Let $x = \tan a,$ $y = \tan b,$ $z = \tan c,$ and $w = \tan d,$ where $-90^{\circ} < a,$ $b,$ $c,$ $d < 90^{\circ}$.  Then
\[\tan a = \frac{\tan d + \tan c}{1 - \tan d \tan c} = \tan (c + d).\]Similarly,
\begin{align*}
\tan b &= \tan (d + a), \\
\tan c &= \tan (a + b), \\
\tan d &= \tan (b + c).
\end{align*}Since the tangent function has period $180^\circ,$
\begin{align*}
a &\equiv c + d, \\
b &\equiv d + a, \\
c &\equiv a + b, \\
d &\equiv b + c,
\end{align*}where all the congruences are taken modulo $180^\circ.$  Adding all these congruences, we get $a + b + c + d \equiv 0.$  Then
\[a \equiv c + d \equiv -a - b,\]so $b \equiv -2a.$  Similarly, $c \equiv -2b,$ $d \equiv -2c,$ and $a \equiv -2d.$  Then
\[a \equiv -2d \equiv 4c \equiv -8b \equiv 16a,\]so $15a \equiv 0.$  Hence, $(a,b,c,d) \equiv (t,-2t,4t,-8t),$ where $15t \equiv 0.$  Since $a \equiv c + d,$
\[t \equiv 4t - 8t \equiv -4t,\]so $5t \equiv 0.$  We can check that this condition always leads to a solution, giving us $\boxed{5}$ solutions.
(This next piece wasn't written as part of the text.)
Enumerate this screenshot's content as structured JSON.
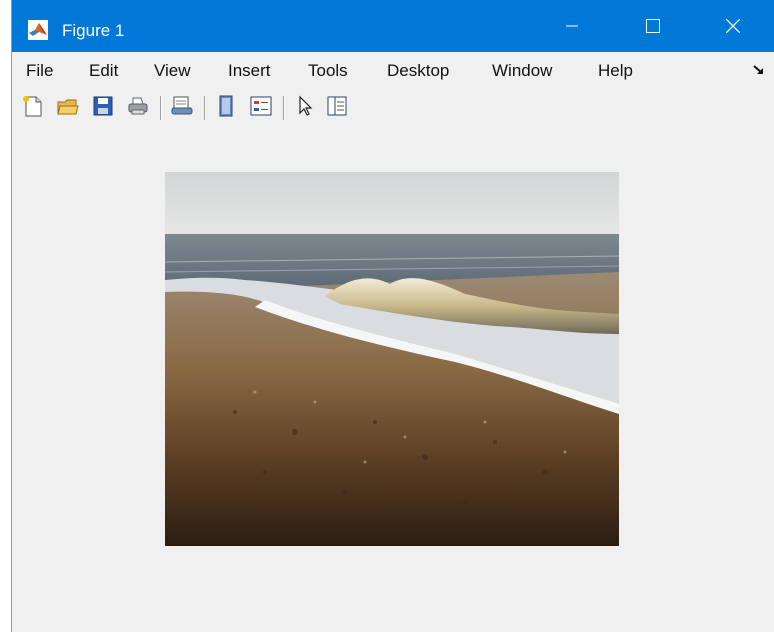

Note: We divided the first equation to get
\[x = \frac{w + z}{1 - wz},\]so we should check that $wz \neq 1$ for all five solutions.  If $wz = 1,$ then from the equation $x = z + w + zwx,$
\[z + w = 0.\]Then $wz = -w^2,$ which cannot be equal to 1, contradiction.  The same holds for the division in the other equations.